Its Narrative Compression Chamber glowed bright red.

At last a small card emerged from the output slot.

Sir Miller picked it up triumphantly.

"TROUBLEMAKER."

The crowd applauded.

"Amazing!"

"Brilliant!"

"Efficient!"

A child raised her hand.

"Excuse me."

Sir Miller sighed.

Children were notorious for asking inconvenient questions.

"Yes?"

"What happened to all the other things?"

"What other things?"

"The mother."

"Filtered."

"The daughter."

"Filtered."

"The journalist."

"Filtered."

"The education."

"Filtered."

"The disabilities."

"Filtered."

"The caregiving."

"Filtered."

"The research."

"Filtered."

"The facts."

"Definitely filtered."

The child frowned.

"So the machine doesn't really describe the person?"

Sir Miller adjusted his spectacles.

"Of course it does."

"How?"

"It gives us a label."

"But what if the label is wrong?"

Sir Miller looked horrified.

"My dear child, nobody checks labels."

The crowd nodded wisely.

This seemed entirely reasonable.

Soon the machine became a national success.

Complex people entered.

Simple labels emerged.

A teacher became "Agitator."

A doctor became "Problematic."

A farmer became "Difficult."

A librarian became "Concerning."

An accountant became "Extremely Concerning."

The kingdom had never been more efficient.

People no longer wasted time learning about one another.

A single label did all the work.

Then disaster struck.

One morning Tatiana returned.

She brought carts.

Not one cart.

Not two carts.

Seven carts.

The carts contained timelines, records, transcripts, reports, public documents, spreadsheets, photographs, notes, and approximately twelve metric tons of context.

"What are you doing?" asked Sir Miller nervously.

"Feeding the machine."

The first cart went in.

The machine rattled.

The second cart went in.

The machine groaned.

The third cart went in.

Smoke appeared.

The fourth cart went in.

Several gears resigned.

The fifth cart went in.

A piston attempted retirement.

The sixth cart went in.

A warning siren screamed:

CRITICAL FAILURE.
NUANCE LEVELS EXCEED DESIGN SPECIFICATIONS.

The seventh cart entered.

The machine exploded.

Not dramatically.

More in an administrative sense.

Springs flew.

Bolts scattered.

Three gears filed complaints.

The Narrative Compression Chamber simply gave up and wandered away.

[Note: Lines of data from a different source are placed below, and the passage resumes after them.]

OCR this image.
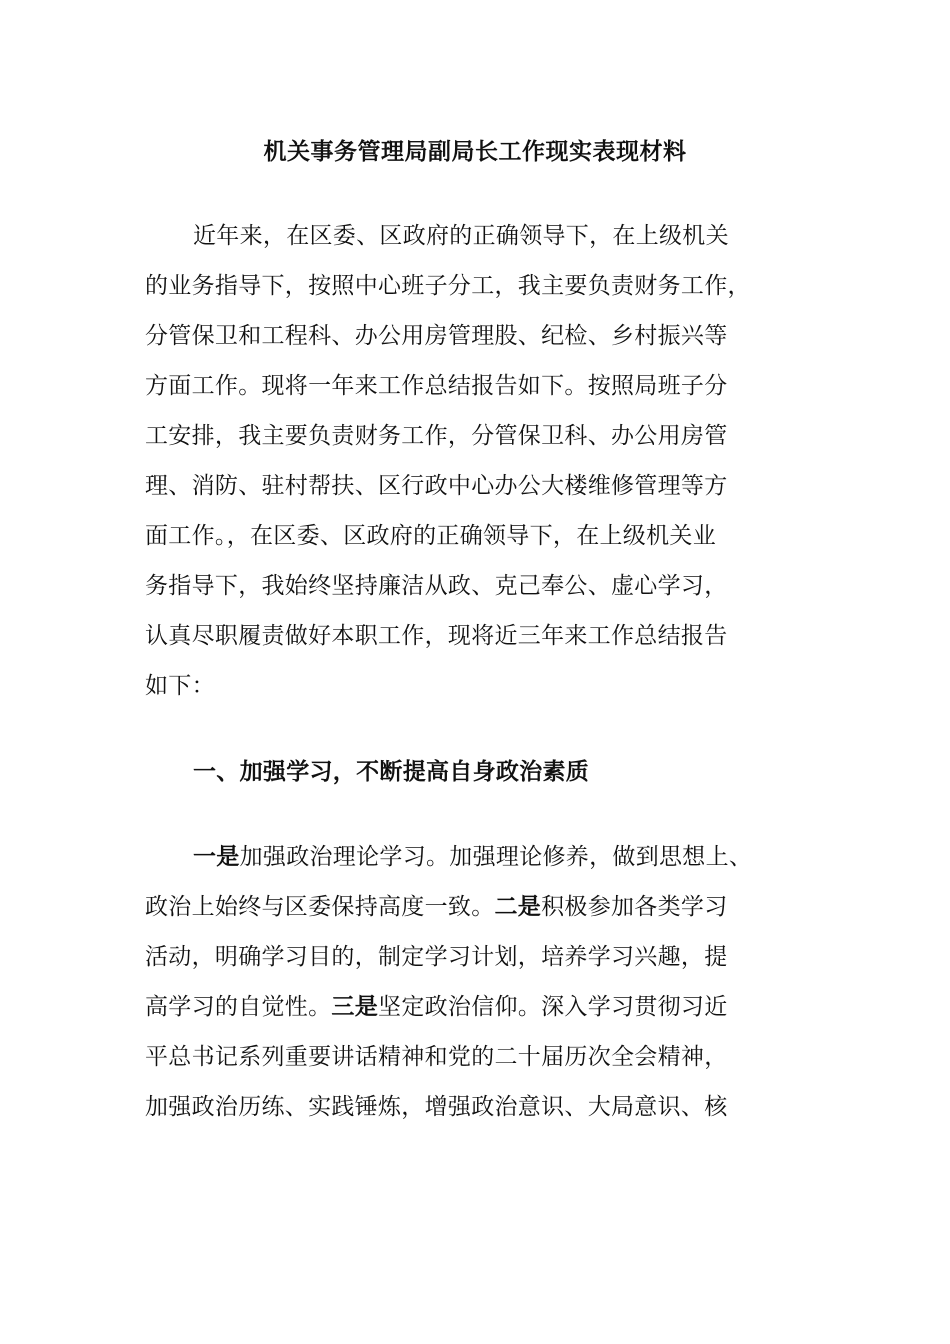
机关事务管理局副局长工作现实表现材料
近年来，在区委、区政府的正确领导下，在上级机关
的业务指导下，按照中心班子分工，我主要负责财务工作，
分管保卫和工程科、办公用房管理股、纪检、乡村振兴等
方面工作。现将一年来工作总结报告如下。按照局班子分
工安排，我主要负责财务工作，分管保卫科、办公用房管
理、消防、驻村帮扶、区行政中心办公大楼维修管理等方
面工作。，在区委、区政府的正确领导下，在上级机关业
务指导下，我始终坚持廉洁从政、克己奉公、虚心学习，
认真尽职履责做好本职工作，现将近三年来工作总结报告
如下：
一、加强学习，不断提高自身政治素质
一是加强政治理论学习。加强理论修养，做到思想上、
政治上始终与区委保持高度一致。二是积极参加各类学习
活动，明确学习目的，制定学习计划，培养学习兴趣，提
高学习的自觉性。三是坚定政治信仰。深入学习贯彻习近
平总书记系列重要讲话精神和党的二十届历次全会精神，
加强政治历练、实践锤炼，增强政治意识、大局意识、核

When the smoke cleared, the output slot produced a final message.

ERROR.

UNABLE TO REDUCE HUMAN BEING TO CONVENIENT LABEL.

PLEASE REVIEW FULL RECORD.

The kingdom fell silent.

Nobody had ever seen such a thing.

Sir Miller stared at the message.

The crowd stared at the message.

The child smiled.

And from that day forward, whenever someone offered a suspiciously simple explanation for a complicated person, the people of the kingdom would whisper:

"Careful."

"That's exactly how the Amazing Human Shrinking Machine got broken."